A soul mate is considered to be that magical person that completes us, the one we share an intense connection with and in extreme cases, we feel as if we cannot live without them. Although we find this description to be accurate for certain people we meet in our life, the truth is that if we want to be really honest, we have to admit that we can only speculate about the validity of concepts like the existence of someone who’s spiritually connected and aligned with the higher purpose of our soul.
Yet problems arise when we use the concept of soulmates to justify and tolerate abusive behavior. In my experience, that is very common in romantic relationships, when in some cases, the supposed soulmate makes our life hell, but we are convinced that we should endure any painful, unpleasant and disrespectful experience in the name of a soul connection that we are not even sure that exists. Is the concept of soulmates an absolute certainty for you or just an excuse to justify that you are putting yourself in the suffering role of a martyr that has to go through a series of trials in order to get the final reward? This playing with fire usually results in great emotional pain and can cause many problems.
That being said, it’s relatively easy for us to protect ourselves from such a predicament, as intuitively, we all know deep down when things are working in a relationship and when they are not. Always ask this simple question: What do you really know about your situation that you don’t want to know? Often, we don’t want to know what is not convenient, so we pretend not to know and we hide behind the curtain of a supposedly fated and inevitable soulmate connection.
If that's the case, it is important for us at some point to come out of pretending. Illusion always ends up hurting and no one is getting away with denial. There’s always a price to be paid, especially if we hold out for a final fantasy that we call ‘the soulmate’. There is a time and a place for everything. There’s a time to make effort and there’s a time to let go. Your emotions will help you decide that. Emotions are the feedback your mind gets when it compares your external conditions to your expectations. That’s why emotions are so powerful and so useful. Emotions are your compass; they show you when you should relax or when you should take the exit. Suffering is for the mind what physical pain is for the body. It’s a wake-up call.
Mating is a process that belongs to the body and it’s doubtful an immortal soul has material needs and urges of this sort. If you want to find your soul mate, you have to look inside yourself for inner guidance. It is good that you don't become too confident about things you don’t know. Instead of having blind faith in questionable concepts, you can choose commitment. Commitment to go after what you want without wasting time looking up for divine intervention or waiting for a soul mate to show up and fix it all for you. When you commit yourself to staying right where you are, in the present moment, your experience becomes very intense and vivid and you know what your next step should be. On the contrary, if you have to have something or someone in this world in order to be happy then that addictive thing, experience or person can only cause you to feel powerless in its absence.

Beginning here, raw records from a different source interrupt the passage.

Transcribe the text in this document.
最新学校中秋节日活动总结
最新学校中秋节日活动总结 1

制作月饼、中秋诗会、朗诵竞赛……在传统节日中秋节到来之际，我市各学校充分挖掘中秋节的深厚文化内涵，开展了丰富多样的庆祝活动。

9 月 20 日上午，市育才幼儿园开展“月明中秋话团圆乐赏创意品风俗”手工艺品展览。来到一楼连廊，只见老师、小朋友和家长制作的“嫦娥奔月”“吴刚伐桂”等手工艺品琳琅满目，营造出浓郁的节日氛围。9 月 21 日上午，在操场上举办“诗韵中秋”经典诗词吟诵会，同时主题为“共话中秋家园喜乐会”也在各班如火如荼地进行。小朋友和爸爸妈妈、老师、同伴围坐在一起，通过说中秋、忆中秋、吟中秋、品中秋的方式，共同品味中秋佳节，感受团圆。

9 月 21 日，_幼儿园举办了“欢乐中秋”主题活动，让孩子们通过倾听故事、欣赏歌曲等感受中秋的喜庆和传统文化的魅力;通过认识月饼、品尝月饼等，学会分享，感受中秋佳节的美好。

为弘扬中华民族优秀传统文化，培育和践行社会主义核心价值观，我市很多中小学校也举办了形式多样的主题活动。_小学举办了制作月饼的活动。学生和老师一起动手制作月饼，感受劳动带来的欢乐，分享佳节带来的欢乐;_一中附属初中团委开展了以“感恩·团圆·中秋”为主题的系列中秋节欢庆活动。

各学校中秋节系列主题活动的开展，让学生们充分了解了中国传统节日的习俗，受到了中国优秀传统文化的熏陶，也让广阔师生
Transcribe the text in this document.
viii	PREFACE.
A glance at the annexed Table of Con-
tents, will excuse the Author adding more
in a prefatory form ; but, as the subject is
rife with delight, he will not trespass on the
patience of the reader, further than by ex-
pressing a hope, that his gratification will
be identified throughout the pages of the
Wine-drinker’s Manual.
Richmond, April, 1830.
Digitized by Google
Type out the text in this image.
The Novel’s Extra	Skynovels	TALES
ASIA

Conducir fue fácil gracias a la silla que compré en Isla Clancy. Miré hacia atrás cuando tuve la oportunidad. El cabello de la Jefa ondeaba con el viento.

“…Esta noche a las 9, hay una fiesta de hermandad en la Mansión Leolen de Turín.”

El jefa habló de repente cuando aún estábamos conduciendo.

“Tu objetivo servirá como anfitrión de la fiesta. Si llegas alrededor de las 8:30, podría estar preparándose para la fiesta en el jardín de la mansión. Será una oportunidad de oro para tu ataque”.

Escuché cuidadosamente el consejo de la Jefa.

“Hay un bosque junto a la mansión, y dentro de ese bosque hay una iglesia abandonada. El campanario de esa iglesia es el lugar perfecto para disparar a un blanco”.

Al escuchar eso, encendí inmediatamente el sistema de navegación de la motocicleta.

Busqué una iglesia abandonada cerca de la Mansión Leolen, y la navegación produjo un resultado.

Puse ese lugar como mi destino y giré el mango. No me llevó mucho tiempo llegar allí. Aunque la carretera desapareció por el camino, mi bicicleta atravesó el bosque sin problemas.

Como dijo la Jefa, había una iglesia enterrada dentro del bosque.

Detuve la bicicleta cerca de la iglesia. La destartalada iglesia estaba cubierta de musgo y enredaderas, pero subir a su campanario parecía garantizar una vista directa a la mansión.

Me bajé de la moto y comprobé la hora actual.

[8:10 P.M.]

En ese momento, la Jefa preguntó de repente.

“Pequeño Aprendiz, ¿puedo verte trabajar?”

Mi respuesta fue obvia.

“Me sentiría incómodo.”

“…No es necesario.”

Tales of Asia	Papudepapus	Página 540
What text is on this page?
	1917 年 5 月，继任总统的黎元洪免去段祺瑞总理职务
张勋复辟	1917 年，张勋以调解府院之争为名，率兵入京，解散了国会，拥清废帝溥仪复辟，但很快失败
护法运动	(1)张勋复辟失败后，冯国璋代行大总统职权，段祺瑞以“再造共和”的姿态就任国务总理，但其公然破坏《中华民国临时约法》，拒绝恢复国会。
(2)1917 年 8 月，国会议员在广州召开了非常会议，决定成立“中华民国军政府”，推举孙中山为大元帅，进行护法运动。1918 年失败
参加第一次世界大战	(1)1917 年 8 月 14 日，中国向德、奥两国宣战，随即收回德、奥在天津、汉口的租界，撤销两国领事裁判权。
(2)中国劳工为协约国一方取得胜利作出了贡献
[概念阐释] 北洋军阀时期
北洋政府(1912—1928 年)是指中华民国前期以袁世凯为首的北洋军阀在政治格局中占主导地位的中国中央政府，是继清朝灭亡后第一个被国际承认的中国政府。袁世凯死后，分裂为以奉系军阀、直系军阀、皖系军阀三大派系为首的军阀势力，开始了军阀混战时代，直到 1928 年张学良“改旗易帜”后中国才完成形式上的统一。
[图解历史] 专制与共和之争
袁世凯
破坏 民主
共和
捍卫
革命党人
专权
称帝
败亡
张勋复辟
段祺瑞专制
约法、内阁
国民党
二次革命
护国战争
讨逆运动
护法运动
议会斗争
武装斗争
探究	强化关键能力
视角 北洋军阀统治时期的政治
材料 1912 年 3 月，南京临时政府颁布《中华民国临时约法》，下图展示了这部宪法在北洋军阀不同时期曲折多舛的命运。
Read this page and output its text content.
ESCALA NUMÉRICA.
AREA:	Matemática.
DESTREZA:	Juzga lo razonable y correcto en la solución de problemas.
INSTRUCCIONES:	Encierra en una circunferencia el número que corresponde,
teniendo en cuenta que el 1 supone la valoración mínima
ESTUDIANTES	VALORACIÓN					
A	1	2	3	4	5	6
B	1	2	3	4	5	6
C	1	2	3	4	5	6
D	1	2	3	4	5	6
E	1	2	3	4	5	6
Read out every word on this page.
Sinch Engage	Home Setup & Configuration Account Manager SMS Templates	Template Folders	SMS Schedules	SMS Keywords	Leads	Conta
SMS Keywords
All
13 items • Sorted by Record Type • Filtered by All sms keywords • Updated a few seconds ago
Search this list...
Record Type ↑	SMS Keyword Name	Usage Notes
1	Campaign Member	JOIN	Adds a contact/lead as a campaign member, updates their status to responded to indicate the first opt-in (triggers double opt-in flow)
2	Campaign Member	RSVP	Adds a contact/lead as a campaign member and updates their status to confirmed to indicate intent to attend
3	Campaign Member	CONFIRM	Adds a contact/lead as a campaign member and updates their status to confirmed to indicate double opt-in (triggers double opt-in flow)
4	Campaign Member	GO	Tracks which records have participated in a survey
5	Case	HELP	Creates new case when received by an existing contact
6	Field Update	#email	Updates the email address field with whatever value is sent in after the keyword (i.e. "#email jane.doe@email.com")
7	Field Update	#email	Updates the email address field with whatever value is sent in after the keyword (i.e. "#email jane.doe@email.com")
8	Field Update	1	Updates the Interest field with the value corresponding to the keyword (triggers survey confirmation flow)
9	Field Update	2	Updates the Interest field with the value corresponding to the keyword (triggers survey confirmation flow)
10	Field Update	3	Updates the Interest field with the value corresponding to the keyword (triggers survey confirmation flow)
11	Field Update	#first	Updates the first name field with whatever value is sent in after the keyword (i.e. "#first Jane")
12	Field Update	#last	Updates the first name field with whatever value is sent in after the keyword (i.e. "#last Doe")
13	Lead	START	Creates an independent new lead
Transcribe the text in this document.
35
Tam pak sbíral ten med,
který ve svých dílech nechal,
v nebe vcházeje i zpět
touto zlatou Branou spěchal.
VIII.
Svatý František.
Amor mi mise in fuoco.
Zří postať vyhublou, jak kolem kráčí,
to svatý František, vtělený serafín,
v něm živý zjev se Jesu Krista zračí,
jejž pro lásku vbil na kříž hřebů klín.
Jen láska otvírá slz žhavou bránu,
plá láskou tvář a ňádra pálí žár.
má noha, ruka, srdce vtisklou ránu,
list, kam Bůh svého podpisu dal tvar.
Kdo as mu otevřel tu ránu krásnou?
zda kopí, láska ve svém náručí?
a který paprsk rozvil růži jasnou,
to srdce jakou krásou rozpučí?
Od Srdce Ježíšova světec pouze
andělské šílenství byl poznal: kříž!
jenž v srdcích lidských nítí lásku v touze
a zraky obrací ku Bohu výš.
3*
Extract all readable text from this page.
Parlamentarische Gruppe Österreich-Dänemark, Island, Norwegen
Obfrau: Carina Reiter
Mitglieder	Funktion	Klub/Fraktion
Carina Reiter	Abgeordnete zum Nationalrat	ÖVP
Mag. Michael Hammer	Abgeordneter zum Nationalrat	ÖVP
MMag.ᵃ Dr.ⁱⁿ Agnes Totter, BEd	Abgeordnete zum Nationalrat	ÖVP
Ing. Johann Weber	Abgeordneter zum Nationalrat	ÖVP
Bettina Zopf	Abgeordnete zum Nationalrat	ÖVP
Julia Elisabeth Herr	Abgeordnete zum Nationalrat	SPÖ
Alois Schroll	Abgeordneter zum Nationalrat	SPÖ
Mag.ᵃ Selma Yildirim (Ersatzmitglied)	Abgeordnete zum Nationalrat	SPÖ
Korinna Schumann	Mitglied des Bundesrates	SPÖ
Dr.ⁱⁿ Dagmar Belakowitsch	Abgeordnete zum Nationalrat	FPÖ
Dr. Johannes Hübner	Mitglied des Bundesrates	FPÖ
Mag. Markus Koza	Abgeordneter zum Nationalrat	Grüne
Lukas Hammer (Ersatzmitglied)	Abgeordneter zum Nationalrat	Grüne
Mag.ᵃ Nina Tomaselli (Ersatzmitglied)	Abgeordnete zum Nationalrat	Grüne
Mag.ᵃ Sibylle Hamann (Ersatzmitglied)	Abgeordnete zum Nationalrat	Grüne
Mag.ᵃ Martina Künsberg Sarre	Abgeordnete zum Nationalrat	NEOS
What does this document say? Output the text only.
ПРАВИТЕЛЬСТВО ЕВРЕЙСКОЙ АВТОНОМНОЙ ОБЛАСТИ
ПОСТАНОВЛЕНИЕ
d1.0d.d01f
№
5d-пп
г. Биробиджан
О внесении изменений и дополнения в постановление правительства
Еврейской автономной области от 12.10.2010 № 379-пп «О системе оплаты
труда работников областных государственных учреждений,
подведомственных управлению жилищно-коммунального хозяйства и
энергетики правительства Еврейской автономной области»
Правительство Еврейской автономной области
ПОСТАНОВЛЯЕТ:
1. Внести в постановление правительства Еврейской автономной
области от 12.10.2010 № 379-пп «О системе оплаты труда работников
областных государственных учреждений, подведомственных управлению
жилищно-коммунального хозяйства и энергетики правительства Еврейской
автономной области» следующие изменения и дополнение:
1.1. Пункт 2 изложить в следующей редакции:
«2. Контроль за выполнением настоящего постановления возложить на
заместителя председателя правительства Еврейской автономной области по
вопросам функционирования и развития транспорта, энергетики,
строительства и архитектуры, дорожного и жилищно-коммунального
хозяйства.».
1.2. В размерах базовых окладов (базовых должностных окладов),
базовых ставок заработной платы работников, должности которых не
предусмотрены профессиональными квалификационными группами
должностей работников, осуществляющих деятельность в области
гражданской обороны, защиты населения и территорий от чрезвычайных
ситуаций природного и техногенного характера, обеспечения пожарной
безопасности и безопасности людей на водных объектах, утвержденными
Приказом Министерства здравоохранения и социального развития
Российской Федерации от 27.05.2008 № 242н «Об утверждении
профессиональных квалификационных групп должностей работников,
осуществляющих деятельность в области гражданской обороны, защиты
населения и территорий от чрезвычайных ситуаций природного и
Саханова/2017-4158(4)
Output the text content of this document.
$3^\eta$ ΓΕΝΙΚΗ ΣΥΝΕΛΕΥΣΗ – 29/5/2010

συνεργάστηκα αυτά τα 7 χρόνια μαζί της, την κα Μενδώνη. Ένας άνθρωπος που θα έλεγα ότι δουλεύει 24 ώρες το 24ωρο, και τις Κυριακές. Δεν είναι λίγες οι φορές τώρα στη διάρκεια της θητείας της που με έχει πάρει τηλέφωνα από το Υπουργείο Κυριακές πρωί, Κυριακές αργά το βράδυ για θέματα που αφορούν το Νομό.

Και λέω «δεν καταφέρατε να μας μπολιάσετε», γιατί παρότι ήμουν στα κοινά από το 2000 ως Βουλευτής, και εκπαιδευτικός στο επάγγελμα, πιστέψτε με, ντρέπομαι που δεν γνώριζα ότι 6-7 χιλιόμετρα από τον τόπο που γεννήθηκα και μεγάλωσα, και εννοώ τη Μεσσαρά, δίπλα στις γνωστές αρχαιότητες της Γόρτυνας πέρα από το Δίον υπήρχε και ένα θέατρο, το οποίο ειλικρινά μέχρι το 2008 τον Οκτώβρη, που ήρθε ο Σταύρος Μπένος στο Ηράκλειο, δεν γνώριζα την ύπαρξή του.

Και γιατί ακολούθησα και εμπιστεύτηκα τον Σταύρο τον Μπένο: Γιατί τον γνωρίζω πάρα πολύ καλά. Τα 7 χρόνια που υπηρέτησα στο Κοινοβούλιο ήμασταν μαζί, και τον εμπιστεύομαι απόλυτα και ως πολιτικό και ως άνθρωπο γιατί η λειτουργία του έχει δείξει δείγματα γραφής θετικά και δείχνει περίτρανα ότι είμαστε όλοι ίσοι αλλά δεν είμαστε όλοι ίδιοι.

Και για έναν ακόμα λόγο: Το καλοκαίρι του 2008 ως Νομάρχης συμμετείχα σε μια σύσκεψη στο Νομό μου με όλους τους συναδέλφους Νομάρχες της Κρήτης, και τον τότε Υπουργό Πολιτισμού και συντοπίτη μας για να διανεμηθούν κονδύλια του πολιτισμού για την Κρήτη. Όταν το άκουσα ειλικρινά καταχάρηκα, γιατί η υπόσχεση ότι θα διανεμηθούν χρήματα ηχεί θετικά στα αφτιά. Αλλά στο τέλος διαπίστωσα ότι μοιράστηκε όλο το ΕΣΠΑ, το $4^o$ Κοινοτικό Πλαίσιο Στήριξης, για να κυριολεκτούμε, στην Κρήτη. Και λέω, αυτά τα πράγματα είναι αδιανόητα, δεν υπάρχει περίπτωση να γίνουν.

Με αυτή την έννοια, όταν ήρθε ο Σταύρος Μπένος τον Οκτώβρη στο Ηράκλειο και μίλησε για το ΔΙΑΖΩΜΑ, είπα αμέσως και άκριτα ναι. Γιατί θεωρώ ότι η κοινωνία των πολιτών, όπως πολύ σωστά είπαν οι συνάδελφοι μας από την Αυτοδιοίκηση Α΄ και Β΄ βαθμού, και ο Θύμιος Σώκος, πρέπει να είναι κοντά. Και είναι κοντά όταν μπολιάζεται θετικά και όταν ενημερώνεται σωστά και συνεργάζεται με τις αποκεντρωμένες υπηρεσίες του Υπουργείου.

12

Take responsibility for the situation you are in and they keys to your happiness are in your hands and not in somebody else’s pocket.
Soulmates may or may not exist — don't get me wrong, it would be nice if they did— but it is safer to make life decisions based on what the facts shows us than on an elusive concept that might lead to you to treacherous paths and deceitful realities that can cause a lot of pain. Life never runs out of options.